The more EGDBs you have, the easier it is to handle performance tuning, backup management, contractually obligated data silos etc. but you lose the ability to do any relation-based work (relationship classes, topologies, referencing other tables in attribute rules etc.) between GDBs. I'd advise against a single EGDB to prevent one part of your organization tanking the entire system, but anything beyond that has no hard and fast rules. I've found in my work that one EGDB per client is a good starting point as that lets you easily integrate data from old projects into future work without the risk of proprietary data bleeding into other jobs by mistake.
One final thing: if you don't need EGDB features, consider leveraging your data store with hosted layers. Do you really need an archive table and complex query support for that water main shapefile you got from the city, or do you just need to get that into your maps as quickly and efficiently as possible?

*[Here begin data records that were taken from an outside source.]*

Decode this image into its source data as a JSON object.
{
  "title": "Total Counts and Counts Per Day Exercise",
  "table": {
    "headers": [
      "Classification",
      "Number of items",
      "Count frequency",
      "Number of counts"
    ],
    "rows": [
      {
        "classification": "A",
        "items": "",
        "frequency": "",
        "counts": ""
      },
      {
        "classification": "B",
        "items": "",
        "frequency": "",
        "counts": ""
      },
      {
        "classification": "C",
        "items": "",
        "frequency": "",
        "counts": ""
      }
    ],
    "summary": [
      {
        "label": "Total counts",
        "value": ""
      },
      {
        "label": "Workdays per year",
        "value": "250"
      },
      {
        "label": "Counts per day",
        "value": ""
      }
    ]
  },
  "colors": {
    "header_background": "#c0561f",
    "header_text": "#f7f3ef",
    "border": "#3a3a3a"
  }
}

It's a lot easier to maintain and tune your EGDBs if there's less in there to begin with.
The more EGDBs you have, the easier it is to handle performance tuning, backup management, contractually obligated data silos etc. but you lose the ability to do any relation-based work (relationship classes, topologies, referencing other tables in attribute rules etc.) between GDBs. I'd advise against a single EGDB to prevent one part of your organization tanking the entire system, but anything beyond that has no hard and fast rules. I've found in my work that one EGDB per client is a good starting point as that lets you easily integrate data from old projects into future work without the risk of proprietary data bleeding into other jobs by mistake.
One final thing: if you don't need EGDB features, consider leveraging your data store with hosted layers. Do you really need an archive table and complex query support for that water main shapefile you got from the city, or do you just need to get that into your maps as quickly and efficiently as possible? It's a lot easier to maintain and tune your EGDBs if there's less in there to begin with.
very helpful! i will discuss with my group, but i think multiple sounds like the way to go for us. thanks so much for the reply.